All that I can find out of the country are from the media reports and also postings on FB and other sources.

My efforts to try and get some from the people I knew in the country proved futile; some used to reply the emails I sent them but lately there was silence. I feared for the worse for some of them.

Even their phone numbers have become dead.

It is too bad that the country that had caused the most damage is Saudi Arabia, a country that is land-locked with Yemen and where Nabi Muhammad, s.a.w. had visited as a trader.

One could not find any reason for the two countries to be at war with each other if not for Saudi Arabia becoming a proxy for some other countries such as America and the Zionist state of Israel.

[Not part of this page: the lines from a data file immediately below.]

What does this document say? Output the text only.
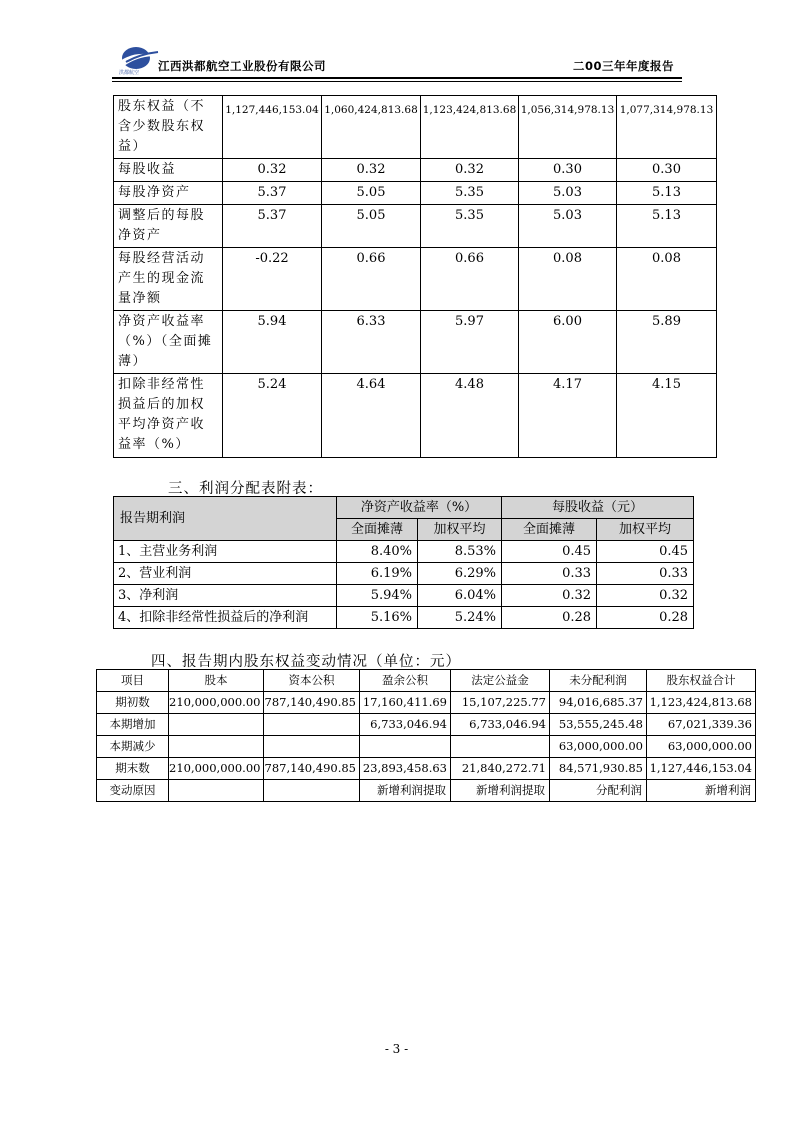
洪都航空 江西洪都航空工业股份有限公司	二00三年年度报告
股东权益（不含少数股东权益）	1,127,446,153.04	1,060,424,813.68	1,123,424,813.68	1,056,314,978.13	1,077,314,978.13
每股收益	0.32	0.32	0.32	0.30	0.30
每股净资产	5.37	5.05	5.35	5.03	5.13
调整后的每股净资产	5.37	5.05	5.35	5.03	5.13
每股经营活动产生的现金流量净额	-0.22	0.66	0.66	0.08	0.08
净资产收益率（%）（全面摊薄）	5.94	6.33	5.97	6.00	5.89
扣除非经常性损益后的加权平均净资产收益率（%）	5.24	4.64	4.48	4.17	4.15
三、利润分配表附表：
报告期利润	净资产收益率（%）		每股收益（元）	
	全面摊薄	加权平均	全面摊薄	加权平均
1、主营业务利润	8.40%	8.53%	0.45	0.45
2、营业利润	6.19%	6.29%	0.33	0.33
3、净利润	5.94%	6.04%	0.32	0.32
4、扣除非经常性损益后的净利润	5.16%	5.24%	0.28	0.28
四、报告期内股东权益变动情况（单位：元）
项目	股本	资本公积	盈余公积	法定公益金	未分配利润	股东权益合计
期初数	210,000,000.00	787,140,490.85	17,160,411.69	15,107,225.77	94,016,685.37	1,123,424,813.68
本期增加			6,733,046.94	6,733,046.94	53,555,245.48	67,021,339.36
本期减少					63,000,000.00	63,000,000.00
期末数	210,000,000.00	787,140,490.85	23,893,458.63	21,840,272.71	84,571,930.85	1,127,446,153.04
变动原因			新增利润提取	新增利润提取	分配利润	新增利润
- 3 -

It was the first time I ever visited Yemen and from what I had imagined it and having been to some other Arab countries, I can tell that Yemen is different. It is not a wealthy country compared to the United Arab Emirates (UAE) which I would soon go to on my way back to Malaysia or Egypt.

But it has potential which unfortunately could not be utilized because its then leadership under Ali Abdullah Salleh was seen to be corrupt, who had to be replaced.

And the leader of the opposition, Sheikh Hamid has a house in the same area of the rented house of a friend of mine who put me up when I was in Yemen, but who did not have the means to overthrow him at the polls or by using guns.

From the window of the room where I stayed at I could see Sheikh Hamid’s house and the many guards he had all of whom had AK-45, as did the other security guards manning the whole area stopping anyone wanting to enter or leave it.

I left Yemen and not long later I learnt from reports how President Ali Abdullah Salleh had been attacked and in retaliation Sheikh Hamid’s houses were bombed with the one in the area where I stayed at bombed to the ground.

But he was not there so he managed to escape with Ali Abdullah fleeing the country to seek medical treatment in Saudi Arabia and my friend’s family too had to leave the country, with their house also attacked.

It will be a long time before peace returns to Yemen and the other Arab countries and no one knows when tourism in Yemen could return, so I too could make my return trip to the country and to see the devastation that it had experienced over many years since I was there the last time.